Australia’s communications regulator hopes new draft complaints-handling rules will improve the experience of consumers connecting to the government-owned national broadband network.
One of the new rules specifies how complaints must be managed, including time frames for response and resolution. The other requires providers to report complaints data to the Australian Communications and Media Authority on a quarterly basis, which the body says will allow it to monitor complaint levels and assess whole-of-industry and individual providers’ level of responsiveness to, and resolution of, complaints and service issues.
That data will then be published on the ACMA website on a quarterly basis, “helping consumers to make informed choices about providers, encouraging better complaints-handling by providers, and enabling the ACMA to more effectively monitor complaint trends and levels,” the regulator said.
“Telco customers deserve to have their complaints dealt with quickly and effectively,” ACMA chair Nerida O’Loughlin said in a statement. “As industry co-regulation is proving ineffective in this area, we will put in place rules so that the ACMA can act more quickly to deal with non-compliance.”
O’Loughlin said the ACMA intended for the rules to be in place by June.
Communications Minister Mitch Fifield said the new rules would “stop the handballing” of complaints between telcos and NBN, giving the Telecommunications Industry Ombudsman better tools to help resolve complaints.

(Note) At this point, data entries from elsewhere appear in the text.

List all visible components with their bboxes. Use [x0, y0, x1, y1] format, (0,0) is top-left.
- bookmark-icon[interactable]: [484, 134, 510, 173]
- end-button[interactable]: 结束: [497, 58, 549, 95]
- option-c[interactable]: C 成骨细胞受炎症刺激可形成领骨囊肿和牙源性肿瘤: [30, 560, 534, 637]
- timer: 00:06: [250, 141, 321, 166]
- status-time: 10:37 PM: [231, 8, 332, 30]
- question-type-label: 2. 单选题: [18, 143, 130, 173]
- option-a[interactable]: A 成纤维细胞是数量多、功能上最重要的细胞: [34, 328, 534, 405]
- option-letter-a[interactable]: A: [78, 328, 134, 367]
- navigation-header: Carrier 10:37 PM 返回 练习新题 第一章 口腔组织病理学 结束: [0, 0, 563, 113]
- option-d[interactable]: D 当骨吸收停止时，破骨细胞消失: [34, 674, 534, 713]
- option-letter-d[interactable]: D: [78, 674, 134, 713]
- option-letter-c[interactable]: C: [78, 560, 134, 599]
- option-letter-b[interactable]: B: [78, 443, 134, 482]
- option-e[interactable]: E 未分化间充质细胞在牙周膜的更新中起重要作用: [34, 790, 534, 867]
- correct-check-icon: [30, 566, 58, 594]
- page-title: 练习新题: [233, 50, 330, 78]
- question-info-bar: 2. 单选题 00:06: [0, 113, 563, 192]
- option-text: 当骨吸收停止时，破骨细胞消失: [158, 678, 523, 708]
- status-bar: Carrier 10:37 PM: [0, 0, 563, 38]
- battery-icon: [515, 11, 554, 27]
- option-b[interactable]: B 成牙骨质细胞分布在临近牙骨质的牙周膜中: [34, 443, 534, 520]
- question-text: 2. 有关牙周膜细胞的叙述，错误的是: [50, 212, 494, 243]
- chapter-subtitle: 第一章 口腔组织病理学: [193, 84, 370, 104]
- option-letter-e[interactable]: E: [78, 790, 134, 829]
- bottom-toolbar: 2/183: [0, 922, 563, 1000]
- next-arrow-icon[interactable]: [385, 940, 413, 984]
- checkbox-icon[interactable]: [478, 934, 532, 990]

“While the overwhelming majority of users have a smooth migration onto the NBN, we want to ensure the ACMA is a strong cop-on-the-beat, armed to protect consumers from the handballing of complaints,” Fifield said in a statement. “The rules are designed to ensure broadband customers get the service they expect from their retail service provider as they transition to the NBN.”
The Telecommunications Industry Ombudsman welcomed the new rules, noting that in the last financial year Australian residential consumers and small businesses lodged 27,195 complaints with the Ombudsman about connection and fault issues relating to services delivered over the NBN.
“Everyone wants residential consumers and small businesses to have the best possible experience when migrating to the NBN. If a complaint does occur, the complaint process should support a productive outcome,” Telecommunications Industry Ombudsman Judi Jones said. “The proposed rules changes are a positive step towards aligning the consumer experience with their expectations.”
Communications Alliance CEO John Stanton, meanwhile, also welcomed the rules but cautioned that some smaller service providers had “already expressed concern about the level of prescription within the draft Complaint Handling Standard, the significant documentation requirements and the impact of these on smaller operators.”
Stanton said that one “significant challenge” would be to produce a consistent and comparable data set of service-related complaints received by service providers.
“This is, in part, because service providers do not necessarily categorise the varying types of customer contacts – including technical queries, complaints or other information requests – in a uniform way,” Stanton said. “Separating, categorising and reporting on contacts from customers based on the specific NBN access technology that the customer is using might also present operational challenges.’
“Also, customers are increasingly using self-help tools such as chat-bots, online assistance and discussion forums to resolve issues, rather than contacting a call-centre as a first option,” he added.
The deadline for submissions to the ACMA’s new rules is April 16 at 5 pm. Further rules preempted in December and which go much further would be announced in “coming weeks,” the ACMA’s O’Loughlin said.
Those rules require NBN internet service providers to perform a line test to confirm a working connection at installation, and undertake a line speed test at any time if requested by a customer; re-activate a service on a legacy network within a certain timeframe if an erroneous disconnection has occurred and the NBN cannot be connected; and explain to consumers how different speed tiers can be applied in their home or business.
Under the extra rules, a “critical information summary” — a document that sets out a range of essential information about a product or service on offer from a telco provider — for NBN services must also be provided when signing consumers to a new contract.